Wetselaar admitted that Shell often gets questioned as to “what it has been doing to combat climate change aside from pushing gas very hard as one of the energy solutions.”

The Shell executive cited their approach is multi-tiered: One is to start it at home, “by making sure that our operations are as energy efficient as much as possible so we produce less carbon for every unit of energy that we produced; and the second thing that is really important is to give our customers options to decarbonize their lifestyles.”

In their “New Energies” suite of solutions, he noted that the company has been offering alternatives to the customers – ranging from “charging solutions; developing biofuel solutions and we’re increasingly using hydrogen.”
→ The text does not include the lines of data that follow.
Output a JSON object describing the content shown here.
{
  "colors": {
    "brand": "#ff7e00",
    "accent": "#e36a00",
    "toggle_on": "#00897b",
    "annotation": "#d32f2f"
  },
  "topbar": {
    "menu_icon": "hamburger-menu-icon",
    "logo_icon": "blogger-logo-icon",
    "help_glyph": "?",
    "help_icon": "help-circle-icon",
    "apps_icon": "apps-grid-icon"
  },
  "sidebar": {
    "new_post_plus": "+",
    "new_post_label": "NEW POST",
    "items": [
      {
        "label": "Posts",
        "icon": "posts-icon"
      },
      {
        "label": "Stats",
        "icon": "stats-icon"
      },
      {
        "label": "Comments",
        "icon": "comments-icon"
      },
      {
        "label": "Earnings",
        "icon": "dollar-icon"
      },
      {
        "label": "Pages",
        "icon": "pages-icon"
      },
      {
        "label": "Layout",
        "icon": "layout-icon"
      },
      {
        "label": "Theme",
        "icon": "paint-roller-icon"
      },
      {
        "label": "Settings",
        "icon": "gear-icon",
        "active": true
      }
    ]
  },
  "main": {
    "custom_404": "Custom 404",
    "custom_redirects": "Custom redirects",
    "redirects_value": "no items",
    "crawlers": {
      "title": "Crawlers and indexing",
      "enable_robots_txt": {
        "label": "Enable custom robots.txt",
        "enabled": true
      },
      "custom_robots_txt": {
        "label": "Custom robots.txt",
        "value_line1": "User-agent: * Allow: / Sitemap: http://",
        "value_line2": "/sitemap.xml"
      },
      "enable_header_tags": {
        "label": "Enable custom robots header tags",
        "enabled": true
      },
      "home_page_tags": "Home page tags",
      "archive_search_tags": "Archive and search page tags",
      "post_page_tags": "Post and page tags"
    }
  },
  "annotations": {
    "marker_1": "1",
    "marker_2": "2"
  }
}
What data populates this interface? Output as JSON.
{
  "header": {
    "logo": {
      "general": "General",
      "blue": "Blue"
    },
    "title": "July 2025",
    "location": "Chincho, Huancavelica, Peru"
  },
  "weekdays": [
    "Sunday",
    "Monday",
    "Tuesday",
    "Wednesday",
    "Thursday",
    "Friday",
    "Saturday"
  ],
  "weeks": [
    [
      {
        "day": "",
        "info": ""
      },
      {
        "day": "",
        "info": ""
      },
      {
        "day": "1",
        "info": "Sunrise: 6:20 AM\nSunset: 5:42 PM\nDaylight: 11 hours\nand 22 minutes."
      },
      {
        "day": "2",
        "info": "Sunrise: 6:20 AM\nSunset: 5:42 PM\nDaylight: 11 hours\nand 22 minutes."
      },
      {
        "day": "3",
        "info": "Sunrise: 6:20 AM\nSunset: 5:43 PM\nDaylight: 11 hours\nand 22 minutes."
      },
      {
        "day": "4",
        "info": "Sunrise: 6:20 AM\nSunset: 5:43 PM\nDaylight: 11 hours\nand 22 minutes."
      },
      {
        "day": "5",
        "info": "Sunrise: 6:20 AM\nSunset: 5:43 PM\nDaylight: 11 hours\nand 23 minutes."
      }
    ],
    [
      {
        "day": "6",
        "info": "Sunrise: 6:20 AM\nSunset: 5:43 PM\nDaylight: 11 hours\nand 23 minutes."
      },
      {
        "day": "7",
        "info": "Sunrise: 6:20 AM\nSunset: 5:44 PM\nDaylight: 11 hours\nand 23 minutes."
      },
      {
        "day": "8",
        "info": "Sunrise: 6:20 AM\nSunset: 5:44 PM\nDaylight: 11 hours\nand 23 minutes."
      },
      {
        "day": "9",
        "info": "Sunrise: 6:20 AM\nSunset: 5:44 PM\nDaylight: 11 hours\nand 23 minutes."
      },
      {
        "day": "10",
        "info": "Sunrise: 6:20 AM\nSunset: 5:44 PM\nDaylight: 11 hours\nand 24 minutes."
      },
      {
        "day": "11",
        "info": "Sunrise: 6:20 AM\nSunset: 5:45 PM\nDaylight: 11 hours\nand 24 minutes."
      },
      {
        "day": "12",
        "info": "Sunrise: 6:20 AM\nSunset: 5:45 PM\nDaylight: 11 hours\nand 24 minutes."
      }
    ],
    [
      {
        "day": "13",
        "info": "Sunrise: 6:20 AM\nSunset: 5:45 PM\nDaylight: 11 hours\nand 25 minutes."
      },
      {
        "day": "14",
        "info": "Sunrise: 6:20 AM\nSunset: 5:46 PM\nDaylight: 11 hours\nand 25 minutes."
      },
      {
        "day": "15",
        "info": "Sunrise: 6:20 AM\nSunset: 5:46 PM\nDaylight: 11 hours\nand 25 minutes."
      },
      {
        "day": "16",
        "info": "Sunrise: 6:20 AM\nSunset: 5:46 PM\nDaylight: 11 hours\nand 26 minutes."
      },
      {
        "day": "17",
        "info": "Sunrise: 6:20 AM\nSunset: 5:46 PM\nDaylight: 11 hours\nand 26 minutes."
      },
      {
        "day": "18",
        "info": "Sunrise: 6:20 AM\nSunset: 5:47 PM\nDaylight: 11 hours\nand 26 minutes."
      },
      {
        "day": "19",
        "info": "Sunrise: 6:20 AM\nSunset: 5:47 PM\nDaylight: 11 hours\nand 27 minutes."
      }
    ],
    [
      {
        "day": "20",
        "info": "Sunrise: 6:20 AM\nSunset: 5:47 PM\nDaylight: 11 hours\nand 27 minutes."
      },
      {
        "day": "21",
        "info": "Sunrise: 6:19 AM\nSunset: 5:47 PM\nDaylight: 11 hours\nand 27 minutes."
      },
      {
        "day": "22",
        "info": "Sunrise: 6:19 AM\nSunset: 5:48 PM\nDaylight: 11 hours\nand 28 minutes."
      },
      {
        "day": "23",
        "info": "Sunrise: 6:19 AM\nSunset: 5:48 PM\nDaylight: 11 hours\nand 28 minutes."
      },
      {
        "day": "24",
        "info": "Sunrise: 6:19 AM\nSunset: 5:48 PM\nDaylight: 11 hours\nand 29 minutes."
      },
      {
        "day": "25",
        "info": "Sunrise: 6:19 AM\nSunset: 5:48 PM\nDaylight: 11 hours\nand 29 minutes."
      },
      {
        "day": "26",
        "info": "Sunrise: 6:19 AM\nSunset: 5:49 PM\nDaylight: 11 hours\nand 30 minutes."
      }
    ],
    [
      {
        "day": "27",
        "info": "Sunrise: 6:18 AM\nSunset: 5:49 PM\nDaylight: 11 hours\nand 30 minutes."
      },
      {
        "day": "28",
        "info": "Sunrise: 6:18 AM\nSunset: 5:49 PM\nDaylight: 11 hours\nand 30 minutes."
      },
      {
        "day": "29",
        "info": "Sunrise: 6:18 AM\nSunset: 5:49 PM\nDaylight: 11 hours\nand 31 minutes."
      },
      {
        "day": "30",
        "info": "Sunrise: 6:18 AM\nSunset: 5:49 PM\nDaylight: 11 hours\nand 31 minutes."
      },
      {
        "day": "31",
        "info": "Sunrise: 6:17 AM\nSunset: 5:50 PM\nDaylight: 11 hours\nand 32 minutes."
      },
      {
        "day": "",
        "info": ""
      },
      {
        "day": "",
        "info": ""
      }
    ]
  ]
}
He added “we are really stepping into the ‘low-to-no-carbon domain’ to help our customers decarbonize their lives and improve Shell’s contribution to combat climate change and moves toward the Paris target.”

This year’s GasTech event is hosted by a consortium of six Spanish energy firms, namely Repsol, Reganosa, Naturgy, Tecnicas Reunidas, Enagas and Cepsa. Since its founding in 1972, it flourished as the biggest gas industry event for the past 45 years already.

For 2018, it cornered 30,000 international attendees; 14 exhibiting country pavilions; 350 speakers comprising of Energy Ministers, policymakers, and top-level executives; plus over a thousand delegates ranging from chairmen to chief executive officers (CEOs) of multinational energy firms and giant state-run companies to corporate executives and experts.